8. Sample: 64, 62, 60, 58, 54, 60, 61, 63, 47, 100, 29, 59

9. If @$\begin{align*}\sigma^2=16\end{align*}@$, what is the population standard deviation?

10. Which data set has the largest standard deviation?

- 10 10 10 10 10
- 0 0 10 10 10
- 0 9 10 11 20
- 20 20 20 20 20

11. What will a large variance look like on a histogram? What will a small variance look like on a histogram?

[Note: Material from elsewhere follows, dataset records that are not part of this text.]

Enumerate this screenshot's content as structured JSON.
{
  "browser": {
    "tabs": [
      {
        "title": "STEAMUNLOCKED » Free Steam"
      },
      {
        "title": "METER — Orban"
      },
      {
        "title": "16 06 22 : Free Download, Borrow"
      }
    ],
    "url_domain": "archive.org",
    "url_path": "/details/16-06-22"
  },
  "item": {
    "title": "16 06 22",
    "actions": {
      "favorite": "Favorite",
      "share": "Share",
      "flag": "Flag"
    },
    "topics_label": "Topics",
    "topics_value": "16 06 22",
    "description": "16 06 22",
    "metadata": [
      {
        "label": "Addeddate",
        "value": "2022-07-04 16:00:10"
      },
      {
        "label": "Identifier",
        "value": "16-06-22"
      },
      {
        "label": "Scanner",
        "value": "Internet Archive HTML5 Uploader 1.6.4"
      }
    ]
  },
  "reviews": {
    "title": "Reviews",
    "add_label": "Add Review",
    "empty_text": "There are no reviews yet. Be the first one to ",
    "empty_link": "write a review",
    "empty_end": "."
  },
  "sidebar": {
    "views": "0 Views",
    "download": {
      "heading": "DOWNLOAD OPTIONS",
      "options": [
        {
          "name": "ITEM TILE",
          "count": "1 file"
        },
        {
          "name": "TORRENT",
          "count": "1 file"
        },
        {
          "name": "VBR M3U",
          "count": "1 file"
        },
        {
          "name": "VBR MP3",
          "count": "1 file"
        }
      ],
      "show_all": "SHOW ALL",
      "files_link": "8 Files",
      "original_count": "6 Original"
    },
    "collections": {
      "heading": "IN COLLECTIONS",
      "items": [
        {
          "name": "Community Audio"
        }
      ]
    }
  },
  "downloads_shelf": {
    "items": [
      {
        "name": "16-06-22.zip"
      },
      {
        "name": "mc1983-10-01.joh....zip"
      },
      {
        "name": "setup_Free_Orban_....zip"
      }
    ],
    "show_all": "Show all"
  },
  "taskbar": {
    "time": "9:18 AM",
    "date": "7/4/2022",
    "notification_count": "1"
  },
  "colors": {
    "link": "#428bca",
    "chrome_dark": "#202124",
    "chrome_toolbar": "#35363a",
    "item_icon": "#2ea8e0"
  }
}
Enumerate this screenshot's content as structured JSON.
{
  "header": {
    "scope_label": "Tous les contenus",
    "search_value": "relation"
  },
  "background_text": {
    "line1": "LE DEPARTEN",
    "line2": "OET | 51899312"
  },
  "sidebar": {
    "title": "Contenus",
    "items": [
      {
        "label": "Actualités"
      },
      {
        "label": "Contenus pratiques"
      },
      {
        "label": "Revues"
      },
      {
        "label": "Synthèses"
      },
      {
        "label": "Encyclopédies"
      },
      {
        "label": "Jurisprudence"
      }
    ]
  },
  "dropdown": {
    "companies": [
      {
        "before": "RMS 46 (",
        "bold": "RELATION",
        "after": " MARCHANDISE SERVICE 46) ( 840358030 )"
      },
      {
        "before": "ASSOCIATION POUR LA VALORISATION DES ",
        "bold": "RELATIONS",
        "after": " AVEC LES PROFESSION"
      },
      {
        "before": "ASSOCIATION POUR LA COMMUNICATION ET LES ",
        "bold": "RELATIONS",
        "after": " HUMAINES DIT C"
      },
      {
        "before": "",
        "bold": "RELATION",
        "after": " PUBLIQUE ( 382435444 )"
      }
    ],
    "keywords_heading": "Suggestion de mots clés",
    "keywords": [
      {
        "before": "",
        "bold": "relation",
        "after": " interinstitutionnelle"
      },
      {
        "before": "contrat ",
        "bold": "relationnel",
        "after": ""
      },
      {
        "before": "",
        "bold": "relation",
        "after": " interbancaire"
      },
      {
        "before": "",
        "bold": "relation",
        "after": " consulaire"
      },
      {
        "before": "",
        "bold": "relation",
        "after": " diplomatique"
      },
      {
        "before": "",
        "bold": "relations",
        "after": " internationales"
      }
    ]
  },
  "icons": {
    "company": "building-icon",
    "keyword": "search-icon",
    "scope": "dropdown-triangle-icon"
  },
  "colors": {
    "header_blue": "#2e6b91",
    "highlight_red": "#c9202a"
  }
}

12. You find some data organized in a bar graph. Could you calculate the variance of this data? Explain.

13. A sample set of 20 exam scores is 67, 94, 88, 76, 85, 93, 55, 87, 80, 81, 80, 61, 90, 84, 75, 93, 75, 68, 100, 98. Calculate the mean, variance, and standard deviation for this data.

14. All of Mike’s bowling scores are: 1, 1, 2, 10, 12, 1, 9, 6, 7, 8, 4, 3, 4, 1, 4, 1, 6, 7, 11, 5. Calculate the mean, variance, and standard deviation for this data.

15. Why can’t you always calculate the population variance and standard deviation? Why do you sometimes have to calculate the sample variance and standard deviation?